There doesn’t seem to be a milestone along the lines of an historic win for Hofman, but his passion and desire for titles continue to burn bright in the heart of the program.


“That was enough for that one,” Hofman said. “Just hoping it would be a calm year. The kids did a great job last year with that game, but, it’s over now, thank goodness. We’re worried about the next one, No. 800, in 20 years.”

The Spartans made an early postseason exit with a loss to Campbell Hall in the first round of the CIF Southern Section Division II-AA playoffs, but still finished 19-10 and 9-1 in league, it’s first league loss in two years.

The Spartans will return Ryan Graves, who contributed 10.4 points, 5.1 rebounds, two assists and 1.2 steals last year and was named the Rio Hondo League co-Most Valuable Player.

Kyle Brown joins Graves as a returning junior after an impressive summer, senior guard Jake George is expected to run the point and senior forward Zach Feehan will give the Spartans size.

“[Graves] is definitely a player we fall back on because of his experience and he’s a good leader,” Hofman said. “George is a solid leader on the floor, too, as a point guard.”

Despite a returning cast of players, Hofman will have a key player, Noah Ford, sidelined. The senior recently broke his wrist, and may return in the middle of league.

“You hate to see stuff like that,” Hofman said. “It’s tough as a team, but you just hate to see a guy like that lose all that time.”

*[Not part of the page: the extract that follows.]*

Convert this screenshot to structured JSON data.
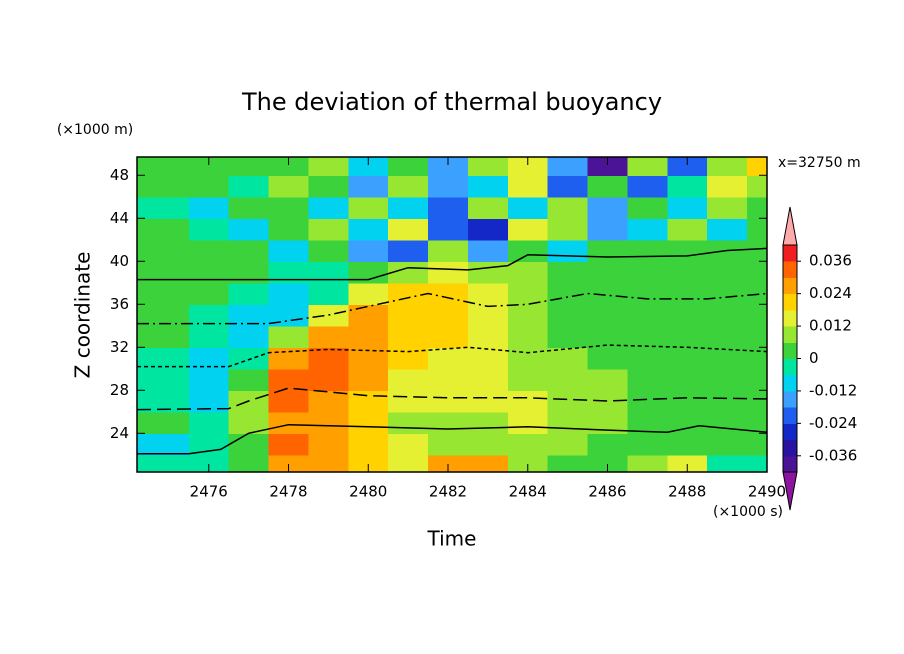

With Ford out, Hofman looks to senior John Hickman as a replacement, but will look to rotate through the lineup as the preseason progresses.


Hofman acknowledges his team is heavy on shooters, so the next step in winning another league title is staying consistent.

“We have yet to put together a full four quarters,” Hofman said. “We haven’t put together a full game yet, and that’s the big key. If we put together 32 minutes, we’ll be a good team.”

Blair has been the Spartans’ closest competition in recent years, and Hofman expects the Vikings’ athleticism to continue to be a challenge, as well as the rest of the league to be competitive as ever.

The Spartans open league Jan. 5 against Monrovia.


Winning league championships and making deep postseason runs have become staples throughout the century for the Rebels.

Flintridge Prep made it to the second round of the Division IV-AA playoffs before succumbing to champion Hiillcrest. The Rebels (14-12, 7-1) have appeared in two finals since the 2010-11 campaign.

The Prep League will look different this season with the addition of Providence.


“We had a bit of a rough season at times last year, but we were able to win league,” said Flintridge Prep coach Garrett Ohara, who begins his 20th season as coach of the Rebels. “I do love this group now and we’ve got a very good mix of younger players.

“With Providence coming in, it’s going to make for some good battles around our league. I’m thinking Pasadena Poly, Providence and Flintridge Prep will be battling it out for league.”

Flintridge Prep, which will be in Division IV-AA, will turn to senior forward AJ Nicassio and sophomore guard Zach Kim for experience and leadership.The duo received all-league second-team recognition last season after averaging 6.2 and 4.4 points per game, respectively.


Since Todd Wolfson took over the coaching chores at St. Francis in 2015, the Golden Knights have qualified for the playoffs twice. St. Francis missed out last season following a last-place finish in the Mission League.

Wolfson said the Golden Knights (14-14, 2-10) are capable of turning things around quickly.

“Something we’ve seen since the start of the fall is that the guys are clicking and there’s a lot of energy,” said Wolfson, whose team will be in Division III-A. “We don’t really set too many goals and we just want to be ready heading into the gauntlet of the Mission League.

“I always look at the league as being one of the toughest with the likes of Loyola, Harvard-Westlake and others. When you come to St. Francis, you sign up to play the best competition.”

There’s talent around the court for the Golden Knights, who will return senior center Matthew Molina, senior guard Dennis Flowers III and junior guard Andre Henry.

Henry contributed 16.4 points, 8.9 rebounds and 5.5 assists per game and was named to the All-Area second team last season. Flowers averaged 17.1 points, 4.1 rebounds and 2.7 assists per contest. The duo picked up all-league honors as well.